Dopo aver perso al secondo turno in un intenso testa a testa (3-6 7-5 3-6) con il tailandese Kasidit Samrej (n.636 del ranking), il giocatore della nazionale coreana Kwon Soon-woo (n.112) dapprima si è rifiutato di stringere la mano all’avversario e poi ha iniziato a sbattere violentemente a terra la sua racchetta, continuando a fracassarla fino a distruggerla mentre si dirigeva verso la sedia a bordo cambio. Nell’imbarazzo generale, il giocatore tailandese si è inchinato davanti agli spalti, ma – come ogni pubblico che si rispetti – l’attenzione in quel momento era tutta sul colpo di scena. Non ha tardato ad arrivare una fitta pioggia di critiche da parte dei media coreani: “Kwon dovrebbe essere penalizzato”, scrivono in molti.
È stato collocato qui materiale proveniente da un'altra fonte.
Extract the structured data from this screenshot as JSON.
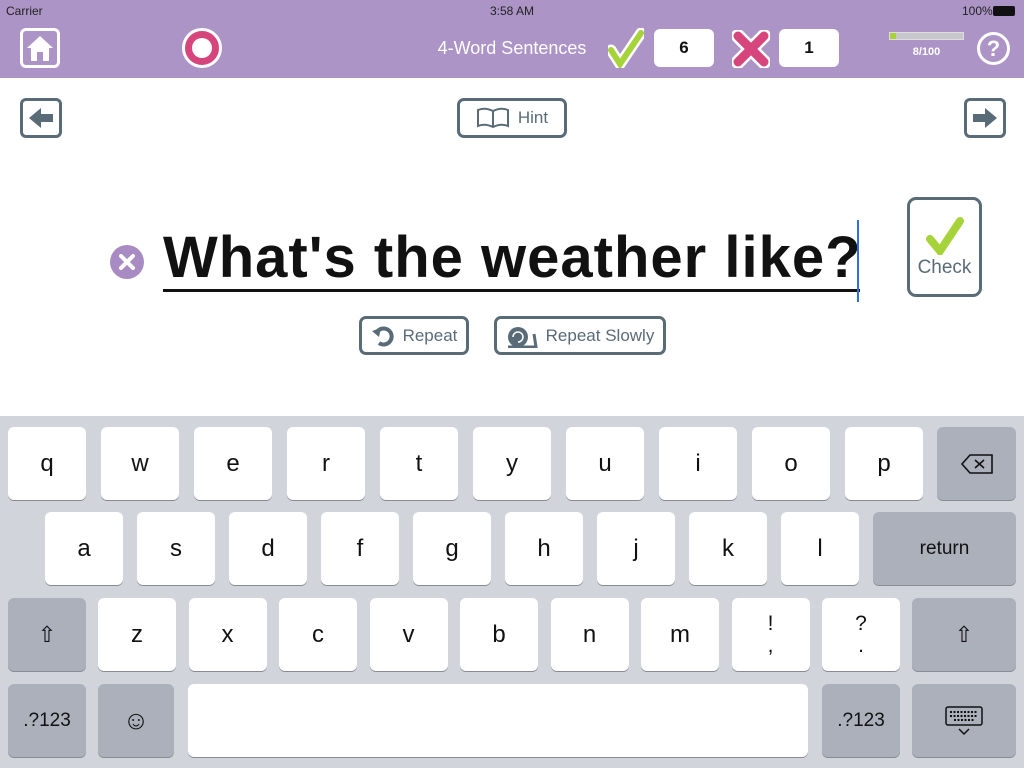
{
  "status": {
    "carrier": "Carrier",
    "time": "3:58 AM",
    "battery": "100%"
  },
  "header": {
    "title": "4-Word Sentences",
    "correct_count": "6",
    "wrong_count": "1",
    "progress_text": "8/100",
    "progress_fraction": 0.08,
    "colors": {
      "bar": "#ac94c6",
      "check": "#a6d33a",
      "cross": "#d6457c"
    }
  },
  "toolbar": {
    "hint_label": "Hint"
  },
  "exercise": {
    "sentence": "What's the weather like?",
    "check_label": "Check",
    "repeat_label": "Repeat",
    "repeat_slowly_label": "Repeat Slowly"
  },
  "keyboard": {
    "row1": [
      "q",
      "w",
      "e",
      "r",
      "t",
      "y",
      "u",
      "i",
      "o",
      "p"
    ],
    "row2": [
      "a",
      "s",
      "d",
      "f",
      "g",
      "h",
      "j",
      "k",
      "l"
    ],
    "row3": [
      "z",
      "x",
      "c",
      "v",
      "b",
      "n",
      "m",
      "!\n,",
      "?\n."
    ],
    "return_label": "return",
    "numbers_label": ".?123"
  }
}
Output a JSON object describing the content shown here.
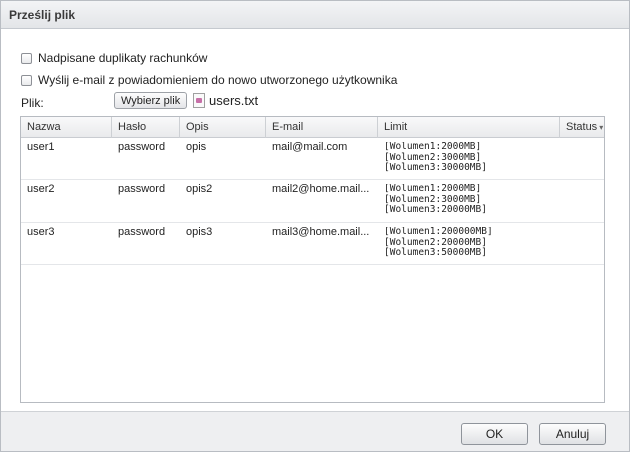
{
  "dialog": {
    "title": "Prześlij plik"
  },
  "options": [
    {
      "label": "Nadpisane duplikaty rachunków",
      "checked": false
    },
    {
      "label": "Wyślij e-mail z powiadomieniem do nowo utworzonego użytkownika",
      "checked": false
    }
  ],
  "file": {
    "label": "Plik:",
    "choose_button": "Wybierz plik",
    "selected_file": "users.txt"
  },
  "table": {
    "columns": [
      "Nazwa",
      "Hasło",
      "Opis",
      "E-mail",
      "Limit",
      "Status"
    ],
    "rows": [
      {
        "name": "user1",
        "password": "password",
        "desc": "opis",
        "email": "mail@mail.com",
        "limit": [
          "[Wolumen1:2000MB]",
          "[Wolumen2:3000MB]",
          "[Wolumen3:30000MB]"
        ],
        "status": ""
      },
      {
        "name": "user2",
        "password": "password",
        "desc": "opis2",
        "email": "mail2@home.mail...",
        "limit": [
          "[Wolumen1:2000MB]",
          "[Wolumen2:3000MB]",
          "[Wolumen3:20000MB]"
        ],
        "status": ""
      },
      {
        "name": "user3",
        "password": "password",
        "desc": "opis3",
        "email": "mail3@home.mail...",
        "limit": [
          "[Wolumen1:200000MB]",
          "[Wolumen2:20000MB]",
          "[Wolumen3:50000MB]"
        ],
        "status": ""
      }
    ]
  },
  "footer": {
    "ok": "OK",
    "cancel": "Anuluj"
  }
}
La Korea Tennis Association prova a mettere una pezza, riferendo poco dopo le scuse del tennista: “Ha visitato il ritiro della Thailandia e ha chiesto scusa a Samrej aggiungendo parole di incoraggiamento per il prossimo match”. Ci riesce: niente ostracismo per Kwon, che gareggerà ora per la medaglia d’oro nel doppio maschile insieme a Hong Seong-chan. Se da una parte sembra che il tennista tailandese abbia accettato le sue scuse, la controversia in patria si spegne con più difficoltà: “Mi scuso sinceramente con tutti coloro che hanno sostenuto la competizione della loro squadra nazionale e con coloro che erano sugli spalti”, afferma Kwon. Parole che possono bastare per le scuse, meno per far riporre meno amaramente a una nazione intera la speranza di vittoria: due titoli ATP, un terzo turno al Roland Garros nel 2021 e posizione numero 52 del ranking mondiale nello stesso anno. Difficile da digerire.
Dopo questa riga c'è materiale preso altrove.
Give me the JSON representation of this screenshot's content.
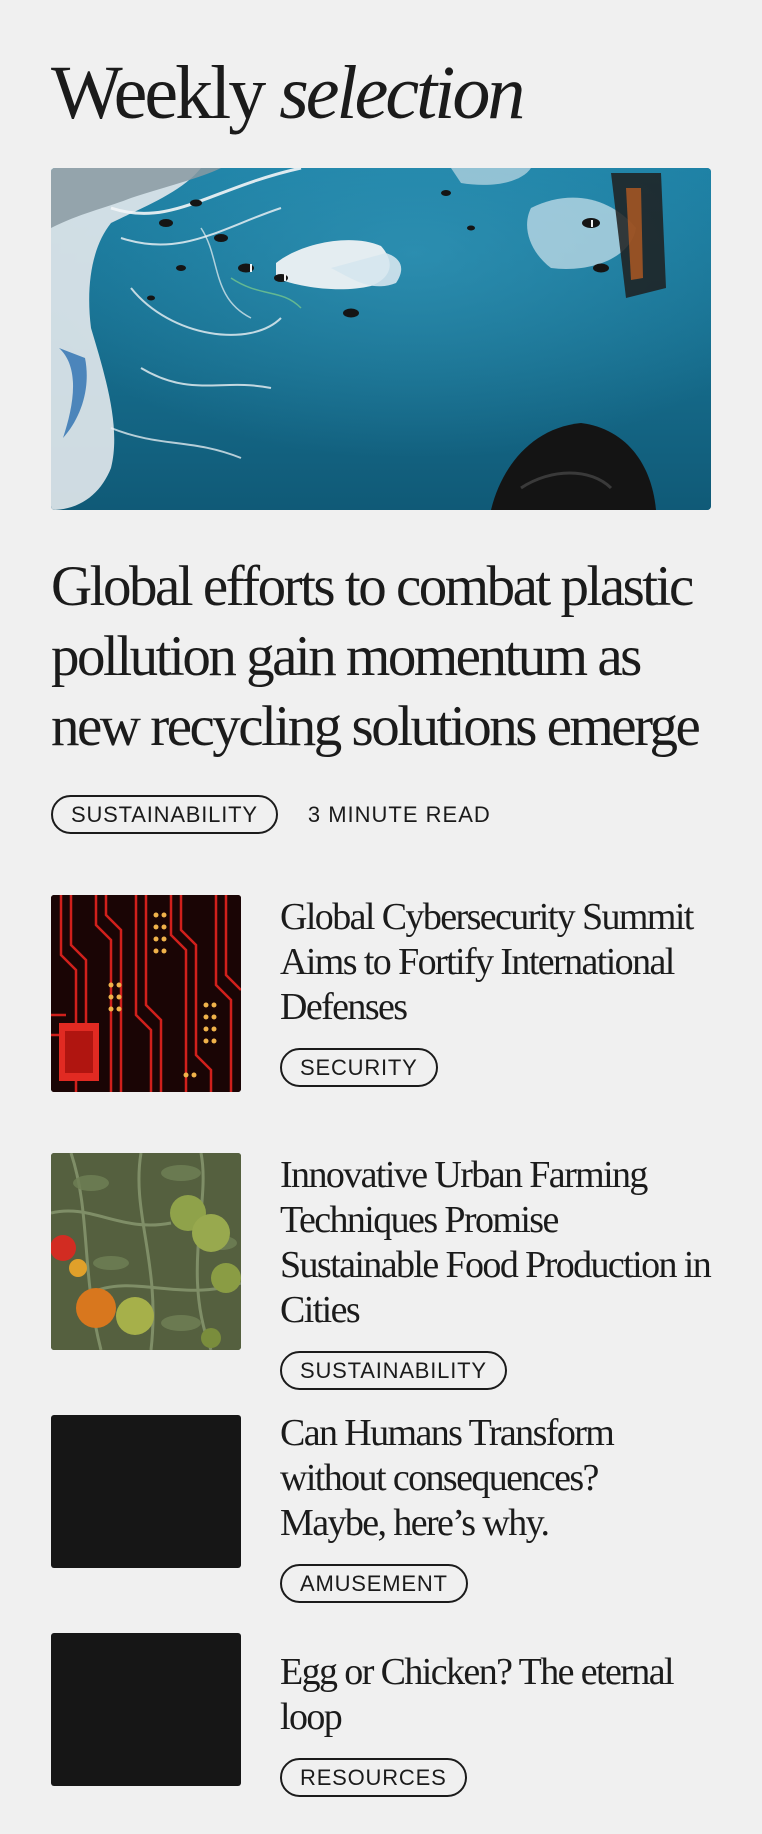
{
  "section": {
    "title_regular": "Weekly",
    "title_italic": "selection"
  },
  "featured": {
    "image_alt": "Plastic waste and fish floating underwater",
    "title": "Global efforts to combat plastic pollution gain momentum as new recycling solutions emerge",
    "tag": "SUSTAINABILITY",
    "read_time": "3 MINUTE READ"
  },
  "articles": [
    {
      "title": "Global Cybersecurity Summit Aims to Fortify International Defenses",
      "tag": "SECURITY",
      "thumbnail": "circuit-board-image"
    },
    {
      "title": "Innovative Urban Farming Techniques Promise Sustainable Food Production in Cities",
      "tag": "SUSTAINABILITY",
      "thumbnail": "tomato-plant-image"
    },
    {
      "title": "Can Humans Transform without consequences? Maybe, here’s why.",
      "tag": "AMUSEMENT",
      "thumbnail": "placeholder-dark"
    },
    {
      "title": "Egg or Chicken? The eternal loop",
      "tag": "RESOURCES",
      "thumbnail": "placeholder-dark"
    }
  ],
  "colors": {
    "background": "#f0f0f0",
    "text": "#1b1b1b",
    "thumbnail_placeholder": "#161616",
    "ocean": "#1b6d8d"
  }
}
Contro pronostico anche l’uscita al secondo turno del tandem indiano guidato da Rohan Bopanna – favorito per la medaglia d’oro –, battuto insieme a Yuki Bhambri dalla coppia uzbeka composta da Sergey Fomin e Khumoyun Sultanov. L’ex numero 3 di specialità si consola con una vittoria facile in doppio misto con Rutuja Bhosale. Almeno lui l’ha digerita meglio.
Tra le donne citiamo la bella prestazione della 18enne filippina Alex Eala, lo scorso anno vincitrice allo US Open junior. La numero 190 del mondo è alla quinta settimana consecutiva in campo nel tour ed è in semifinale agli Asian Games nel tabellone di singolare.